Director: Martha Shane

Executive Producer: Alexandra Cadena, Jose Cadena

Producer: Beck Kitsis, Martha Shane

Cinematographer: Jarred Alterman

Editor: Chris McNabb, Frederick Shanahan

Music: Nathan Michel

About the Filmmaker

Martha Shane is an Emmy Award-winning director and producer of documentaries. In 2019, Martha premiered her film Narrowsburg at the Camden International Film Festival, followed by an NYC premiere at DOC NYC. Vox listed the film as one of “16 great documentaries from 2019,” Hammer to Nail described the film as “exquisite,” and Moveable Fest called it “so much fun it should be illegal.” Also in 2019, Picture Character, a new feature documentary about emoji ( 😻❗) that Martha directed and produced with filmmaker Ian Cheney, had its world premiere at the Tribeca Film Festival, followed by an international premiere at Hot Docs. Martha was included in DOC NYC’s second annual “40 under 40” list of emerging talent in the documentary world. 

Martha’s directorial debut After Tiller premiered at the 2013 Sundance Film Festival to critical acclaim. Made in collaboration with filmmaker Lana Wilson, After Tiller was theatrically released by Oscilloscope Laboratories, broadcast on PBS’s POV series, and won an Emmy for Best Documentary. Included on “Best of 2013″ lists by the LA Times, Village Voice, Indiewire, and Artforum, the film was recently called one of the “50 Best Documentaries of All Time” by Flavorwire.  

Martha produced and co-wrote From This Day Forward, which was theatrically released by Argot Pictures in 2016 and broadcast on PBS’s POV documentary series. She was one of sixteen directors on the film 11/8/16, in which she followed a community organizer and DREAMer in San Jose, California. Her first documentary effort, Bi the Way, premiered at SXSW 2008 and appeared on LOGO and Netflix. 

In addition to directing and producing documentaries, Martha is an editor whose recent credits include 11/8/16 (The Orchard, Netflix, 2017), ACORN and the Firestorm (Independent Lens, 2018), and Personal Statement (AFI Docs, PBS World Channel, 2018). Martha has spoken about her films at Columbia University, the Maryland Institute College of Art, Providence College, Cardozo Law School, Washington University, the University of Chicago, and Claremont College, among others. She has been a jurist for the Charles E. Guggenheim Emerging Artist Award at Full Frame and participated in the American Film Showcase.
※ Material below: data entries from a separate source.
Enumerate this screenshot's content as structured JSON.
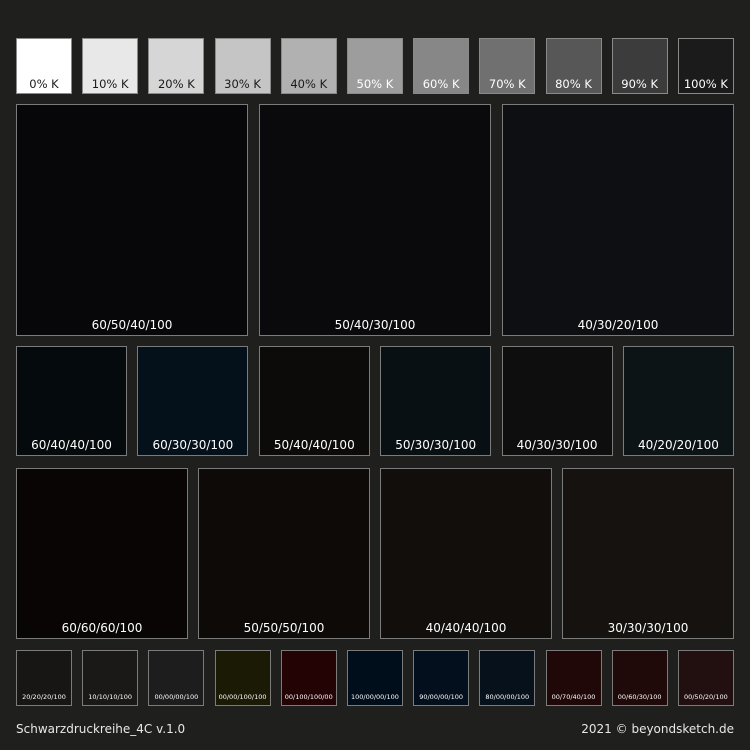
{
  "grey_row": [
    {
      "label": "0% K",
      "color": "#ffffff",
      "label_color": "#1a1a1a"
    },
    {
      "label": "10% K",
      "color": "#e8e8e8",
      "label_color": "#1a1a1a"
    },
    {
      "label": "20% K",
      "color": "#d6d6d6",
      "label_color": "#1a1a1a"
    },
    {
      "label": "30% K",
      "color": "#c5c5c5",
      "label_color": "#1a1a1a"
    },
    {
      "label": "40% K",
      "color": "#b1b1b1",
      "label_color": "#1a1a1a"
    },
    {
      "label": "50% K",
      "color": "#9d9d9d",
      "label_color": "#ffffff"
    },
    {
      "label": "60% K",
      "color": "#878787",
      "label_color": "#ffffff"
    },
    {
      "label": "70% K",
      "color": "#707070",
      "label_color": "#ffffff"
    },
    {
      "label": "80% K",
      "color": "#575757",
      "label_color": "#ffffff"
    },
    {
      "label": "90% K",
      "color": "#3c3c3c",
      "label_color": "#ffffff"
    },
    {
      "label": "100% K",
      "color": "#1b1b1b",
      "label_color": "#ffffff"
    }
  ],
  "big_row": [
    {
      "label": "60/50/40/100",
      "color": "#07070a"
    },
    {
      "label": "50/40/30/100",
      "color": "#0a0a0d"
    },
    {
      "label": "40/30/20/100",
      "color": "#0e0f12"
    }
  ],
  "mid_row": [
    {
      "label": "60/40/40/100",
      "color": "#050b0c"
    },
    {
      "label": "60/30/30/100",
      "color": "#04101a"
    },
    {
      "label": "50/40/40/100",
      "color": "#0c0b0a"
    },
    {
      "label": "50/30/30/100",
      "color": "#081013"
    },
    {
      "label": "40/30/30/100",
      "color": "#0f0e0e"
    },
    {
      "label": "40/20/20/100",
      "color": "#0c1416"
    }
  ],
  "large_row": [
    {
      "label": "60/60/60/100",
      "color": "#080504"
    },
    {
      "label": "50/50/50/100",
      "color": "#0d0a08"
    },
    {
      "label": "40/40/40/100",
      "color": "#110e0c"
    },
    {
      "label": "30/30/30/100",
      "color": "#15120f"
    }
  ],
  "small_row": [
    {
      "label": "20/20/20/100",
      "color": "#181614"
    },
    {
      "label": "10/10/10/100",
      "color": "#1a1918"
    },
    {
      "label": "00/00/00/100",
      "color": "#1d1d1d"
    },
    {
      "label": "00/00/100/100",
      "color": "#1b1a05"
    },
    {
      "label": "00/100/100/00",
      "color": "#230304"
    },
    {
      "label": "100/00/00/100",
      "color": "#000d1b"
    },
    {
      "label": "90/00/00/100",
      "color": "#030f1c"
    },
    {
      "label": "80/00/00/100",
      "color": "#07111c"
    },
    {
      "label": "00/70/40/100",
      "color": "#200809"
    },
    {
      "label": "00/60/30/100",
      "color": "#200909"
    },
    {
      "label": "00/50/20/100",
      "color": "#220f10"
    }
  ],
  "footer": {
    "left": "Schwarzdruckreihe_4C v.1.0",
    "right": "2021 © beyondsketch.de"
  }
}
She has taught film seminars and documentary intensives at New York’s UnionDocs.

Martha’s films have received support from the Sundance Documentary Fund, Chicken & Egg Pictures, the Artemis Rising Foundation, Fork Films, the Educational Foundation of America, the Carpenter Foundation, the Puffin Foundation, the New York State Council for the Arts, the Fledgling Fund, the International Documentary Association’s Pare Lorentz Fund, and Women in Film. 

Martha grew up in Baltimore, Maryland and graduated from Wesleyan University with a degree in Film Studies.